Scout, Dill, and Jem watch the trial from the balcony so that we can see the trial from the black community's perspective too.
During the trial of Tom Robinson, all of Maycomb seems to come out. The trial is big news. As a result, the courtroom is packed. In addition, Scout and Jem are not really supposed to be there. They wouldn’t miss it for the world, but they don’t want their father to see them. So the balcony, high above the courtroom, is both the only seat left and the ideal place to watch.
On the way into the courtroom, Scout gets separated from the others by the gaggle of onlookers.
We knew there was a crowd, but we had not bargained for the multitudes in the first-floor hallway. I got separated from Jem and Dill … (Ch. 16)
Due to this delay, by the time they got into the courtroom, there were no seats left. The trial was a combination of entertainment and required viewing for Maycomb, whether you were man, woman, or child. A black man was accused of raping a white woman. It was big news.
The children also overhear conversations about Atticus, and whether or not he is a traitor for defending Tom Robinson or should get a pass for being forced to do it. This is a continuing theme in the book. Some people feel that what Atticus is doing is not right, and others feel he is just doing his job. The few who feel, as Atticus does, that a black man deserves justice, seem to be keeping quiet.
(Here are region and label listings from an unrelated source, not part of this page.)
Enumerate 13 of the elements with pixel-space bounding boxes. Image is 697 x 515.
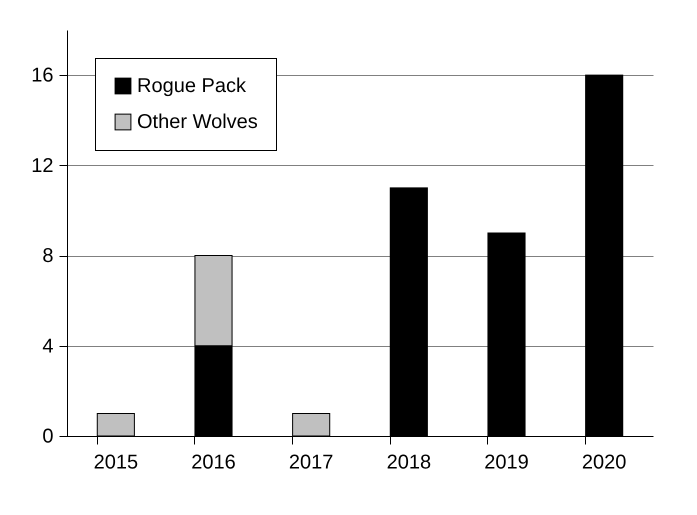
legend-label: Other Wolves xyxy=(137,111,258,133)
x-tick-label: 2020 xyxy=(582,452,626,474)
legend-label: Rogue Pack xyxy=(137,75,247,97)
y-tick-label: 8 xyxy=(42,245,54,268)
x-tick-label: 2018 xyxy=(386,452,432,474)
x-tick-label: 2015 xyxy=(94,452,138,474)
x-tick-label: 2019 xyxy=(484,452,529,474)
y-tick-label: 12 xyxy=(31,154,54,177)
y-tick-label: 0 xyxy=(42,426,54,448)
y-tick-label: 16 xyxy=(31,64,54,87)
x-tick-label: 2017 xyxy=(288,452,334,474)
x-tick-label: 2016 xyxy=(191,452,236,474)
y-tick-label: 4 xyxy=(42,335,54,358)
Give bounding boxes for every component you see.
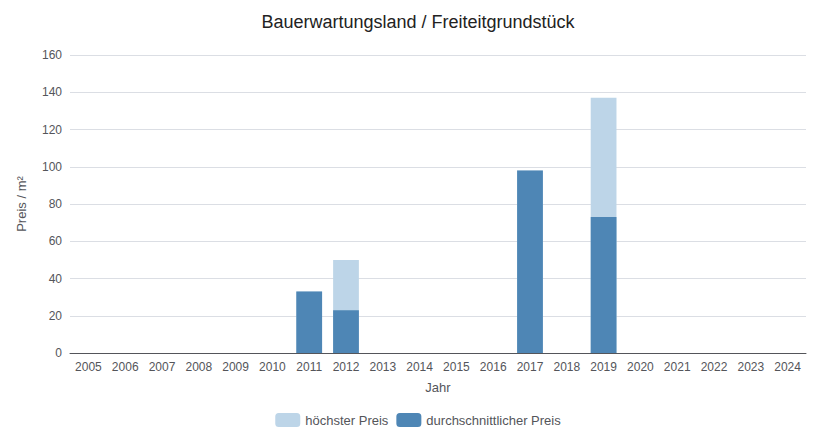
svg-text:Jahr: Jahr [425, 380, 451, 395]
svg-text:2023: 2023 [737, 360, 764, 374]
svg-text:160: 160 [42, 48, 62, 62]
svg-text:40: 40 [49, 272, 63, 286]
svg-text:2015: 2015 [443, 360, 470, 374]
svg-text:20: 20 [49, 309, 63, 323]
svg-text:Preis / m²: Preis / m² [14, 176, 29, 232]
svg-text:2024: 2024 [774, 360, 801, 374]
svg-text:100: 100 [42, 160, 62, 174]
svg-text:120: 120 [42, 123, 62, 137]
svg-text:2020: 2020 [627, 360, 654, 374]
svg-text:2014: 2014 [406, 360, 433, 374]
svg-text:2005: 2005 [75, 360, 102, 374]
svg-text:2012: 2012 [333, 360, 360, 374]
svg-text:2010: 2010 [259, 360, 286, 374]
svg-text:2018: 2018 [553, 360, 580, 374]
svg-text:2013: 2013 [369, 360, 396, 374]
svg-text:Bauerwartungsland / Freiteitgr: Bauerwartungsland / Freiteitgrundstück [261, 12, 575, 32]
svg-text:2011: 2011 [296, 360, 322, 374]
svg-text:2022: 2022 [701, 360, 728, 374]
svg-text:60: 60 [49, 234, 63, 248]
svg-text:2016: 2016 [480, 360, 507, 374]
svg-text:0: 0 [55, 346, 62, 360]
svg-text:2019: 2019 [590, 360, 617, 374]
svg-text:2007: 2007 [149, 360, 176, 374]
svg-text:140: 140 [42, 85, 62, 99]
svg-text:2009: 2009 [222, 360, 249, 374]
svg-text:2006: 2006 [112, 360, 139, 374]
svg-text:80: 80 [49, 197, 63, 211]
svg-text:höchster Preis: höchster Preis [305, 413, 389, 428]
svg-text:2021: 2021 [664, 360, 691, 374]
svg-text:durchschnittlicher Preis: durchschnittlicher Preis [426, 413, 561, 428]
svg-text:2008: 2008 [185, 360, 212, 374]
svg-text:2017: 2017 [517, 360, 544, 374]
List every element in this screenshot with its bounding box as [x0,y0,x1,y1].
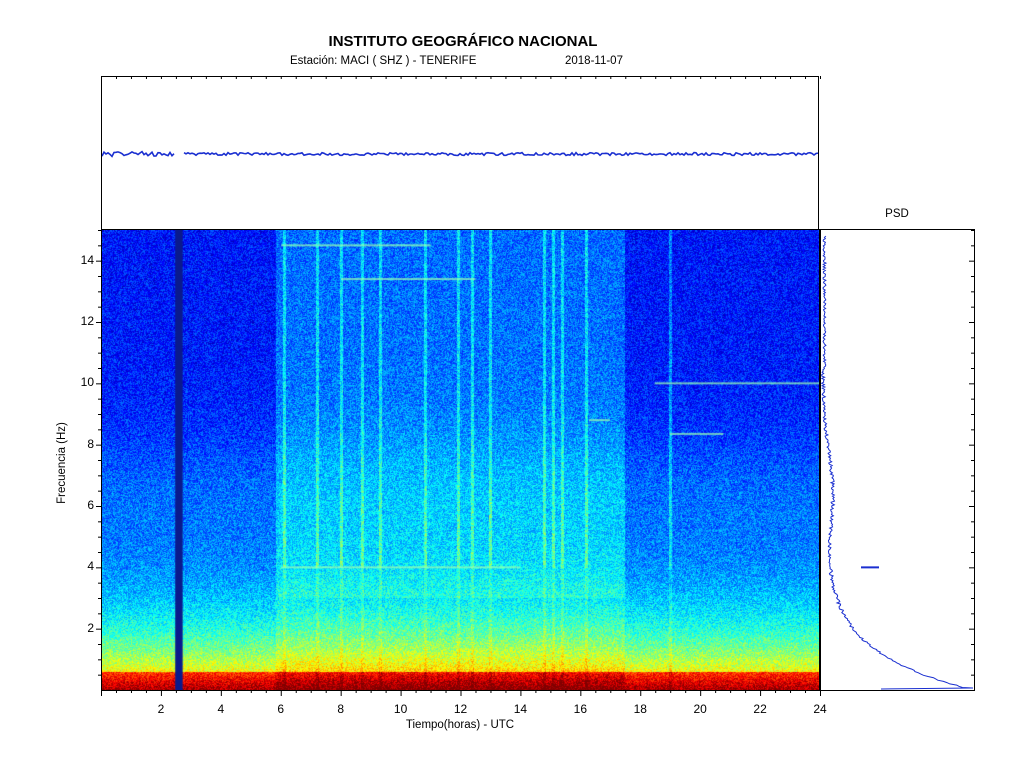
psd-title: PSD [885,208,909,220]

Reverend Sykes, upon seeing that there are no seats, offers the children a seat in the balcony with the black community. They have been relegated to the balcony due to discrimination—separate and not equal. Of course, the seats are high above the courtroom, not “front row” seats, and not good seats. The advantage though, is that we get to see the perspective of the black community.
Reverend Sykes came puffing behind us, and steered us gently through the black people in the balcony. Four Negroes rose and gave us their front-row seats. (Ch. 16)
When the members of the black community give up their seats, it is not just the obligatory and customary respect given of blacks to whites. It is also respect for who the children are specifically. The black community admires Atticus Finch because they know him to be an admirable and fair man. He is defending Tom Robinson, and actually defending him. You can see this at the end of the trial, in one of the most famous lines of the book.
All around us and in the balcony on the opposite wall, the Negroes were getting to their feet. Reverend Sykes's voice was as distant as Judge Taylor's: "Miss Jean Louise, stand up. Your father's passin'." (Ch. 21)
This is a gesture of respect for Atticus Finch as the trial ends. He makes sure that his children show him respect too. Even if Atticus does not win the trial, the members of the black community till respect him. Even members of the white Maycomb community respect him, as seen in Mr. Underwood’s scathing editorial against Tom Robinson’s death. Atticus Finch showed Maycomb the error of racism’s ways, even if he did not get an acquittal. He was able to shake it loose a little.